The UK has a housing crisis. The Conservative Party’s manifesto for the 2015 General Election pledged to build one million homes over the course of the parliament, or 200,000 new houses a year. But many believe this is insufficient. For instance, an independent report by KPMG found that, owing to demographic change, 250,000 new homes a year are required. But current building rates lag well behind even the Government’s modest target, with just 140,000 new build homes completed last year.
The Prime Minister wants to rectify this. On the steps of Downing Street after becoming Prime Minister, she included in her list of burning injustices facing modern Britain the fact that young people now find it harder than ever to own a home. In her speech to the 2016 Conservative Party Conference, she named housing as a dysfunctional market that government needs to step up to correct.
But, as it is responsible for around 11% of land use in England, housing’s relation to the environment must also be considered. The most recent State of Nature report, published by RSPB and a range of conservation organisations, finds that in the UK 56% of the species they studied have declined over recent decades, with more than one in ten of all the species assessed are under threat of disappearing from our shores altogether. The Government has committed to turning this around, with its pledge to be the first generation to leave the environment in a better state than we found it. But it needs specific policies if it is to realise this vision.
This was the context for this month’s housing white paper. And, while many of the measures contained within it are welcome, it is a missed opportunity for both housebuilding and the environment.
Positives from the housing white paper
Let’s start with the positives. First, the Government strategy places greater emphasis on the quality of design of new developments. Under the proposals, local and neighbourhood plans must contain expectations about design standards. Local residents will be able to object to new developments on aesthetic grounds. According to government polling, 73% of people say that they would be more likely to support new homes if they look nice and are in keeping with other properties in the area. This measure will both boost numbers of homes and improve the appearance of the built environment.

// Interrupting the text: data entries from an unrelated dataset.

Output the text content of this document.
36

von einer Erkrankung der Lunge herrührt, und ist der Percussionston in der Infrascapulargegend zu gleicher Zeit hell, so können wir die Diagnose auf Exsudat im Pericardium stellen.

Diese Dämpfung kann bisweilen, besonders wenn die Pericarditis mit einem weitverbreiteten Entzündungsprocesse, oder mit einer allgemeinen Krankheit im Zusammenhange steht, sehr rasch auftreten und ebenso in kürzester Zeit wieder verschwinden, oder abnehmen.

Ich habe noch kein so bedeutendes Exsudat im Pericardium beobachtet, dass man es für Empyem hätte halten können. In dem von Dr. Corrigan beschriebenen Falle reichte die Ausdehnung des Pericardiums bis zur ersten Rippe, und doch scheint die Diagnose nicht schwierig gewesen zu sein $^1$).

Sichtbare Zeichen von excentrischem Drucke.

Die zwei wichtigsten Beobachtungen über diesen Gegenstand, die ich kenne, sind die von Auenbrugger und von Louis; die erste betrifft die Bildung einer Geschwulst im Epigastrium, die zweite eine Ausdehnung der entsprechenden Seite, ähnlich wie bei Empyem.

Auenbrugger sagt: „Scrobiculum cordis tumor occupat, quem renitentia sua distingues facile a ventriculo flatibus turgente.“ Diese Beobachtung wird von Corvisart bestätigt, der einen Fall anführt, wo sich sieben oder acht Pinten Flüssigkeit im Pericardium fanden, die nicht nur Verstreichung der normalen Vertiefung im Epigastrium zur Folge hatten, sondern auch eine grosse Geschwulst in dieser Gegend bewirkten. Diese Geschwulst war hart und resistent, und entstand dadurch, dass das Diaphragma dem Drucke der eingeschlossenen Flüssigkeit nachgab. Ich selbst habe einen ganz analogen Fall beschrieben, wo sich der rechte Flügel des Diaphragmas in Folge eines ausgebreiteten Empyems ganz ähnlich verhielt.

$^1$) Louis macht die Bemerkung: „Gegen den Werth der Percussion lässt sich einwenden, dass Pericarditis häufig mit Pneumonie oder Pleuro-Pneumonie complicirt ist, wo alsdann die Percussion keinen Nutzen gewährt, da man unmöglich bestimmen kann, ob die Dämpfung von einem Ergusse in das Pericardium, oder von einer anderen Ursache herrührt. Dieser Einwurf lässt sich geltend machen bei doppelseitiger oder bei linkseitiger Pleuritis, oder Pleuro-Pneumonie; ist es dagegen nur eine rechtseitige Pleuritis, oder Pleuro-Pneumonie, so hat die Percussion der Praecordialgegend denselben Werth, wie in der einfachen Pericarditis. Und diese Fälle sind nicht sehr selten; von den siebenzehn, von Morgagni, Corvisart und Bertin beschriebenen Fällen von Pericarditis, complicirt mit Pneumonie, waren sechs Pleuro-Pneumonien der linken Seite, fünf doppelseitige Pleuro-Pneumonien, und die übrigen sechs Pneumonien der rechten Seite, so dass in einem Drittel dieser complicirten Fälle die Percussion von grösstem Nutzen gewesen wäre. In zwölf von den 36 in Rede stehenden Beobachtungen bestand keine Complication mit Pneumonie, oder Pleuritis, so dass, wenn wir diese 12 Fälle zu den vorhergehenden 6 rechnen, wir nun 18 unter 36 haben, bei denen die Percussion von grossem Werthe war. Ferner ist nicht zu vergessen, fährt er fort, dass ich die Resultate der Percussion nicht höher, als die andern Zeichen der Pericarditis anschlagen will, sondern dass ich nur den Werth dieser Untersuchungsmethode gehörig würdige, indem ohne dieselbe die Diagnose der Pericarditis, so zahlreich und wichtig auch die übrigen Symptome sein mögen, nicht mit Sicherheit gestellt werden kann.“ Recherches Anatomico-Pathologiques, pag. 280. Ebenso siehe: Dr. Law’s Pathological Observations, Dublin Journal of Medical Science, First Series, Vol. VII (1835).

Second, the Government plan supports high-density housing. The National Planning Policy Framework will be amended to advise against low-density developments in areas of high housing demand, increase scope for high-density developments in urban areas by redeveloping low-rise warehouses or extending buildings upwards, and increase flexibility over planning restrictions, such as daylight requirements. Greater density of buildings could increase the volume of new homes and improve the environment, as it frees up more land for nature and enables more sustainable transport solutions to be utilised. But this must not mean sacrificing access to urban green spaces, nor must it mean sacrificing high-quality design standards.
The negative: the Green Belt
But the white paper’s greatest shortcoming was that it maintained a very rigid approach to the Green Belt, with councils told not to allow any development except in very special circumstances. The Green Belt was first established around London in 1938, and in 1955 was extended to other cities. Its purpose was to prevent urban sprawl. The Green Belt has largely failed on its own terms.
Cities like London are characterised by low-density housing, a fact that government acknowledges in the housing white paper. For instance, Paris has a population density of 213 people per hectare, while Islington’s (London’s densest borough) is 128 people per hectare. This is because, instead of living in more densely-built homes in central London, London’s workers have just leapfrogged the Green Belt and bought homes in commuter towns throughout the South East of England. This has led to a proliferation of low-density housing developments across a much broader area, and an increase in carbon-intensive commuter journeys to work each day.
The Green Belt shouldn’t be abolished altogether. Its benefits include reducing air pollution, mitigating the impact of flooding, and providing urban residents with access to green space, which can bring positive effects on mental health. But if homes are to be built where people want to live, then some of the Green Belt will need to be built on. Many have proposed limiting these sites to ones within a certain proximity of a train station.
But there is an upside for the environment in allowing building on the Green Belt, beyond merely reducing the number and distance of journeys travelled by commuters. At the moment, much Green Belt land is of poor environmental value. Just over 7% of London’s Green Belt consists of golf courses, for instance. While this isn’t an excuse in itself for scrapping the Green Belt, it demonstrates the urgent need to improve its natural capital. Therefore, in return for being allowed to build on these highly valuable plots of land, developers should have an obligation to improve the stock of natural capital elsewhere in a local authority area, for instance by planting more trees or creating nature trails. This investment should more than reverse the loss of natural capital entailed by the new development. This would deliver more homes and improve the stock of natural capital in England.
Building more homes and improving the environment are not in opposition. More homes, more densely built, should be accompanied by major investment in natural capital in the outskirts of our major cities. As it considers the consultation responses to its white paper, the Government should be bold.